The Art - Photography
Concrete Statuary Farm Gallery
2013
Portraits of concrete statuary. These photos were taken in 2013. In 2018, again driving through that area of northwest Georgia with my husband and son, we stopped by the statuary farm hoping to find a replacement for a beloved concrete alligator that had rested by our door for nearly twenty years, a guardian figure. It had been broken by workers for the new owner of the apartment building out of which we were gentrified in 2016. During our 2013 visit to the statuary farm we had purchased a replacement for a concrete penguin. In 2018, as we got out of the car, the proprietor emerged with her dog, both looking very much the same though the statuary yard itself appeared long neglected. The woman seeming peculiarly aggressive and hostile, we introduced ourselves. She noted my son and I were carrying cameras, was perhaps also suspect because of our appearance, and asked why we were taking photos, suggesting we had something to do with "people from a newspaper" who come “up there” a few years back to “cause racial trouble. Not that I don’t have anything I’m not proud of,” she said. Which meant she likely carried black lawn jockeys though I hadn't noticed anything of this sort on our former visit. We explained we'd been up there several years beforehand, had made a purchase, were returning hoping to find a replacement figure one of ours that had broken, and that we had nothing to do with a newspaper. The woman still seemed suspicious, was still unwelcoming, but left us to roam. Which, we did, rather than leaving, as my son was anxious for film footage, and only sorry that he wasn't recording when we were confronted. This time, the subject having been brought up, I kept my eye open for figures that might be problematic, but saw nothing, which made the confrontation even weirder.
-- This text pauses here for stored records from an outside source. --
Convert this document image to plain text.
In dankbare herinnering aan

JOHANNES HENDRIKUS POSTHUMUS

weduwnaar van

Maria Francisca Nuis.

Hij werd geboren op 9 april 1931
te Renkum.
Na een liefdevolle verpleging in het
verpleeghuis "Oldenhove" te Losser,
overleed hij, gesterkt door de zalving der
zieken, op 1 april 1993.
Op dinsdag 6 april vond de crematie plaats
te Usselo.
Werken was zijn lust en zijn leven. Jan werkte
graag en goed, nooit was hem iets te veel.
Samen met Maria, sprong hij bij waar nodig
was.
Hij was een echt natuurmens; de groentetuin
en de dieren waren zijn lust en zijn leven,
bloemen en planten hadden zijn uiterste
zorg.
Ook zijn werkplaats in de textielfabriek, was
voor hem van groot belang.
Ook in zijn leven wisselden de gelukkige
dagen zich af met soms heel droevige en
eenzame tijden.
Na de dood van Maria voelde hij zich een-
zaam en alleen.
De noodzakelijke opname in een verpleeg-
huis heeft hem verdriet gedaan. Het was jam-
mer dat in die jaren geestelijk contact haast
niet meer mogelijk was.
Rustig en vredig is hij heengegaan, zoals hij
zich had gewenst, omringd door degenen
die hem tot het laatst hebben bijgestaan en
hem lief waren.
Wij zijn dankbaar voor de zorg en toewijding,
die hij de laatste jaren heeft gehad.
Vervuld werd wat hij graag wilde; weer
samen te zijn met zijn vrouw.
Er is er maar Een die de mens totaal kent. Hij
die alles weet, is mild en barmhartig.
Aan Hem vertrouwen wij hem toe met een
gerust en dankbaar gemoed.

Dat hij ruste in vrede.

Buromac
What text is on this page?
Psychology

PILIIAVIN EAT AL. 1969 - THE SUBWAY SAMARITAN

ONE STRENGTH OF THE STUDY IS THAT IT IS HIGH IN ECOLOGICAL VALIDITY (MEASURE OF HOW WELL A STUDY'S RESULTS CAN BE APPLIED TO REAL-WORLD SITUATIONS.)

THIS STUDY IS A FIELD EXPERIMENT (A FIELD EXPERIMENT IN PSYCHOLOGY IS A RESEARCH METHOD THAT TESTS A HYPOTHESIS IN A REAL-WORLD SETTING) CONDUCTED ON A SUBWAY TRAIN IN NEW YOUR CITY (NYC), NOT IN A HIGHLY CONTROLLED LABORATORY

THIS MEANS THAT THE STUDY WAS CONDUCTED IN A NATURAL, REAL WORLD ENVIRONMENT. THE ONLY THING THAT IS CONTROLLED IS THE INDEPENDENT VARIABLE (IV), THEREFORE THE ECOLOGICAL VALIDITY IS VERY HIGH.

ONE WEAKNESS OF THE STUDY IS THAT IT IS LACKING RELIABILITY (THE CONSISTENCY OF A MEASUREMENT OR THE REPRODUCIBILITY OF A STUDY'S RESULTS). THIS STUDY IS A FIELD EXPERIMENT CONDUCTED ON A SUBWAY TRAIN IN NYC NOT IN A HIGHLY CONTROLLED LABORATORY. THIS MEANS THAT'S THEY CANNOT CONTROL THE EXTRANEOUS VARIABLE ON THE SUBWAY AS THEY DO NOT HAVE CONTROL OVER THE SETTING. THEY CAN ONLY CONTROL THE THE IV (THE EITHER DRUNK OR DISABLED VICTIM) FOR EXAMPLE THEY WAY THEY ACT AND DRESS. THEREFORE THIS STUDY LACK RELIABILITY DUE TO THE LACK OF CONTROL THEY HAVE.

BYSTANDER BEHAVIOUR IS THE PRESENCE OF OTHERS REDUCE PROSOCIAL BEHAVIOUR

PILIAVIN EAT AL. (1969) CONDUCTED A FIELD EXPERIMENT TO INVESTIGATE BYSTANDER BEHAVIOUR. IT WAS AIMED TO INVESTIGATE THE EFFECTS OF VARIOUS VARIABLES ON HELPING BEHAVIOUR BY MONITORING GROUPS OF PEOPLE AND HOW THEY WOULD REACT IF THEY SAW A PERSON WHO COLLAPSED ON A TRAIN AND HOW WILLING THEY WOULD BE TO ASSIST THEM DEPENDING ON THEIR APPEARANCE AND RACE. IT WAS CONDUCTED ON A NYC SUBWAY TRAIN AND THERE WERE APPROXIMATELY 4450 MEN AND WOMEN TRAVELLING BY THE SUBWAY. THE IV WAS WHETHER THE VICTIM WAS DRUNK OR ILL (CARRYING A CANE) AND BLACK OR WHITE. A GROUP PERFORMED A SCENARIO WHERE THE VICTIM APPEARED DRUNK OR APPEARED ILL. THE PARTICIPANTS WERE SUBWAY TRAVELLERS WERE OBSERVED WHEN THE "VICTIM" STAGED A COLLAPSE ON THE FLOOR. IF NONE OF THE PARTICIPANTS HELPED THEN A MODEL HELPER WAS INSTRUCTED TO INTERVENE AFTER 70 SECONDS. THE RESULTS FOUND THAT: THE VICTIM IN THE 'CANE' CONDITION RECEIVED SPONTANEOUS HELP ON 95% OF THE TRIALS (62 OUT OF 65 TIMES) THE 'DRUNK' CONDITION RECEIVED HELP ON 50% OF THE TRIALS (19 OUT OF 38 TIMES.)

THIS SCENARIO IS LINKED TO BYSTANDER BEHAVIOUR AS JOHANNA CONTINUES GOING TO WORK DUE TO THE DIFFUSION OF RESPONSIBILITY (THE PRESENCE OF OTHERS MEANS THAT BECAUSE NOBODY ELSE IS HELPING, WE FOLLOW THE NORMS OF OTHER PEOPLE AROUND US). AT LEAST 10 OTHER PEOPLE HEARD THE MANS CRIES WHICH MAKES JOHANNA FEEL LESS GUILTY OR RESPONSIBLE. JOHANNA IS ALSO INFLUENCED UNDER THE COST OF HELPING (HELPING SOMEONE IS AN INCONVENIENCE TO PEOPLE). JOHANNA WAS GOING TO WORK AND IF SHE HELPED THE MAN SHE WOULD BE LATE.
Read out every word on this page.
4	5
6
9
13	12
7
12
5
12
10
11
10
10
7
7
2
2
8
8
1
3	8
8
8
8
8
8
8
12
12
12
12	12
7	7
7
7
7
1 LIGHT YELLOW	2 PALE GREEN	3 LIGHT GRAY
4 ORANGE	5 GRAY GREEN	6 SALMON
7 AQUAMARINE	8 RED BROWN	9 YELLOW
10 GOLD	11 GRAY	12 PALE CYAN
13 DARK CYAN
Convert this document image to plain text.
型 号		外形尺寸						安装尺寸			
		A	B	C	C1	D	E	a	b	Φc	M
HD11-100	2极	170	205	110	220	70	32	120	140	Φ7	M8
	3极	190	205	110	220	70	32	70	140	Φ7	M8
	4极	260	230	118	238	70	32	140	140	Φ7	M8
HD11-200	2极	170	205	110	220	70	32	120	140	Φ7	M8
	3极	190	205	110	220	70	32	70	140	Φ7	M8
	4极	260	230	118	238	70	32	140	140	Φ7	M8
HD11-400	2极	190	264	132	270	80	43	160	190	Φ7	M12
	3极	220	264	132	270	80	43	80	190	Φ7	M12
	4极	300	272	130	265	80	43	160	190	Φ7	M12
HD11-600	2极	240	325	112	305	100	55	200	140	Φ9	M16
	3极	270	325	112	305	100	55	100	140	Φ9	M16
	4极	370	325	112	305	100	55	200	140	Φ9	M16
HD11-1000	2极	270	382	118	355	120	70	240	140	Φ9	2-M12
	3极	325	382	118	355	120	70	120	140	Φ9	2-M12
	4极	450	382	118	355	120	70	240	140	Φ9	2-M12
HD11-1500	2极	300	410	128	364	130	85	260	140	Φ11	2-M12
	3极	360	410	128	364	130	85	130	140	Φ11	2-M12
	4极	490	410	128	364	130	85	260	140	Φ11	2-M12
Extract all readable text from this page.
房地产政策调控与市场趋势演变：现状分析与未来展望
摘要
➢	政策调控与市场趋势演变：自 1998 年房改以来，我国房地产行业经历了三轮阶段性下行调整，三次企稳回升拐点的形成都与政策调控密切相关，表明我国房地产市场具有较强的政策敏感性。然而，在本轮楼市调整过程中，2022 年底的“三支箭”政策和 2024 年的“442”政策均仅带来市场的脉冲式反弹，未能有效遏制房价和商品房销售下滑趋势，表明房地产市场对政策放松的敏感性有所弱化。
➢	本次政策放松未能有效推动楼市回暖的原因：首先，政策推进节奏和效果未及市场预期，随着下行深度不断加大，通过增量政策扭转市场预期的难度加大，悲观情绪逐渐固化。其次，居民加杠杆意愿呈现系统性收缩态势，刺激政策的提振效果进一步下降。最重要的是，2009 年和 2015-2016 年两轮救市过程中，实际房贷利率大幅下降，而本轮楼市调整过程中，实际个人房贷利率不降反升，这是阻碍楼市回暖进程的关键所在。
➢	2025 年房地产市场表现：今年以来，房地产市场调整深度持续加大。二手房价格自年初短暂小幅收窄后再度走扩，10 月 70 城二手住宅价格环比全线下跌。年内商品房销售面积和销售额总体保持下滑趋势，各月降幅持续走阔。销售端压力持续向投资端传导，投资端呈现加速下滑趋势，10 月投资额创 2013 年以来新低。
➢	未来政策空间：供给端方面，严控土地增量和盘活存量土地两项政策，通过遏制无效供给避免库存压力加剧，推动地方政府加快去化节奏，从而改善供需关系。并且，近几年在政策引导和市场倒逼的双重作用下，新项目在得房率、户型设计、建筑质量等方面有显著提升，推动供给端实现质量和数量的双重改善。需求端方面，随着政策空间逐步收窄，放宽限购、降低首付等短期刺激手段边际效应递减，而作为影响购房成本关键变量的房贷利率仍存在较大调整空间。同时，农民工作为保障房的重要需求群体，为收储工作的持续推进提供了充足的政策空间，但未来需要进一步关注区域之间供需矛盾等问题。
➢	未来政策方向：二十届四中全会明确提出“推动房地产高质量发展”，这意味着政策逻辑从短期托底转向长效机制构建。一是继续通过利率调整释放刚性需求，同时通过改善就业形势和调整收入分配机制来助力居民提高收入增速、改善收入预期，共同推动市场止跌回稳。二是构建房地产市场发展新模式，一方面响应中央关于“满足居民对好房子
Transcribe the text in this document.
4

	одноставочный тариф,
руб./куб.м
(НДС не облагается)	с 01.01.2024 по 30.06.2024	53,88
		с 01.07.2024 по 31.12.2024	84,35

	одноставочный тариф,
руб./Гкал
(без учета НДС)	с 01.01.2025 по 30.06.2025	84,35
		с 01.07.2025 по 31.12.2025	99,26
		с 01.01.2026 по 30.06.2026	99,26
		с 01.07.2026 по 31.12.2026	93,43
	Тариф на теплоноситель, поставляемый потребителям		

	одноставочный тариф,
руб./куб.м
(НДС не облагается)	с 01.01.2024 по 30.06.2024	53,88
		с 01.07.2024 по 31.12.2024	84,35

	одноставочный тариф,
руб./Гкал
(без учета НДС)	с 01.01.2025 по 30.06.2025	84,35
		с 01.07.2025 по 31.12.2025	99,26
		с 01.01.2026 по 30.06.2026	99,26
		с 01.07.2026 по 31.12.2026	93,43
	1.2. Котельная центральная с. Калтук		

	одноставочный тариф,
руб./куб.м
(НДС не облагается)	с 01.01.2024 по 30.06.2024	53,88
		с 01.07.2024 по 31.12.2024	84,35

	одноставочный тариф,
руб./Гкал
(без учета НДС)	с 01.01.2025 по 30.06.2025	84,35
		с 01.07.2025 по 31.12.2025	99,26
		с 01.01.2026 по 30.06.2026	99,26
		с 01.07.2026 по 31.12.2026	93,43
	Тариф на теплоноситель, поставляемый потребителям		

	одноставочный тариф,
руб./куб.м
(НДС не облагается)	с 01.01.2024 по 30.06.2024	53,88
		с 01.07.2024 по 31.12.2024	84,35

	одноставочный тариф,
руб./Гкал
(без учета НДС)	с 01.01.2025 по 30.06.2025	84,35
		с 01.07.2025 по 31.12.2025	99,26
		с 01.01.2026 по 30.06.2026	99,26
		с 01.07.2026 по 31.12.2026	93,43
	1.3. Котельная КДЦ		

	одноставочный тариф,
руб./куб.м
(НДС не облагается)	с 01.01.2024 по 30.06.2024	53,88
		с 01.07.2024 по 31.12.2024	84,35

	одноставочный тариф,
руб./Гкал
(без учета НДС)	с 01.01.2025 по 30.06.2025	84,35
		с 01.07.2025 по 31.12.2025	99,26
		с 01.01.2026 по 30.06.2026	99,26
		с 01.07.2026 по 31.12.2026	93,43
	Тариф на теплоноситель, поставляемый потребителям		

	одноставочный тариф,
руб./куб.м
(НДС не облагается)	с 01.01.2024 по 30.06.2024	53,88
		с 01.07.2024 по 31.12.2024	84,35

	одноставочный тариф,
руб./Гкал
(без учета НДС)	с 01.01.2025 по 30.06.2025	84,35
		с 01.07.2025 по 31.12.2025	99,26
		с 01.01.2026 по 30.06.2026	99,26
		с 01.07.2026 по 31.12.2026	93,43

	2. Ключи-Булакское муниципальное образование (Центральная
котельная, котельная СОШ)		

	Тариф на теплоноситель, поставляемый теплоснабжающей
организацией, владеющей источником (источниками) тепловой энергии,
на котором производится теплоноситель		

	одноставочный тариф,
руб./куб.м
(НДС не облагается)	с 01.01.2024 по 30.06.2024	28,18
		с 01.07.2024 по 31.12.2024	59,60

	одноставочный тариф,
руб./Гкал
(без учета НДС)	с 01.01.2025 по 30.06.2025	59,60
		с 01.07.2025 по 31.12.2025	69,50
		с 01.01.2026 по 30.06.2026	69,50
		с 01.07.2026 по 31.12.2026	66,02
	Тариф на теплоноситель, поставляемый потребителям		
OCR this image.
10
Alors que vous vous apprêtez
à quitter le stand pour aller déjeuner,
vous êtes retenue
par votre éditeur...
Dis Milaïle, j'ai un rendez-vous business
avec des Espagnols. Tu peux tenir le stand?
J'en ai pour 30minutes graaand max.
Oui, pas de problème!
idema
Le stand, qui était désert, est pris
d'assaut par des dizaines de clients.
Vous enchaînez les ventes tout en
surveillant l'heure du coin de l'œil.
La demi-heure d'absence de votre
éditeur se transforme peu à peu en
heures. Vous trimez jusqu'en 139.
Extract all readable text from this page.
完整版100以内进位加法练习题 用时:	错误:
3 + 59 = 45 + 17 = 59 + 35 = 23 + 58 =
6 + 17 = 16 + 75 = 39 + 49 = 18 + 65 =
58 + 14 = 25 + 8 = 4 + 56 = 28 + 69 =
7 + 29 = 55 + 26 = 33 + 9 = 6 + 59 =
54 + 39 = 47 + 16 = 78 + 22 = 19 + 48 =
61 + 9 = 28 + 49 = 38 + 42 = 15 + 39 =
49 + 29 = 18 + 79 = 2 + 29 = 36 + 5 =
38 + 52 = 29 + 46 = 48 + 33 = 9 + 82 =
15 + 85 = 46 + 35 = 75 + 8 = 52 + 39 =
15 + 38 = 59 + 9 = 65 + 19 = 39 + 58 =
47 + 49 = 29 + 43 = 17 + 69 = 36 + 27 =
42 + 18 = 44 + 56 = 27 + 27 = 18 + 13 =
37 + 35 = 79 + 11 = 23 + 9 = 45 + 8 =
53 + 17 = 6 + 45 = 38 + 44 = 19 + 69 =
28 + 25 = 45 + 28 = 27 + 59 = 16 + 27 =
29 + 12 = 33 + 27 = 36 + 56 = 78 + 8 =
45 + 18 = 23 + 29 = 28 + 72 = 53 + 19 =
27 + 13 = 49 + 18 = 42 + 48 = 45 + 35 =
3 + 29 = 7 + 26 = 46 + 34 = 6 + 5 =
When we'd returned home, I did a search for any news reports on the business and came up with nothing. I'm not intimating that what she'd described hadn't happened, but I rather felt that, in what is a very conservative area of north Georgia, the confrontation was a symptom of Trumpism and an emboldened antagonism against "people who probably aren't like us", whether those differences be cultural, ethnic, racial or political.
Anyway, this gallery is purely for sake of my shot of the army of pigs led by rabbits.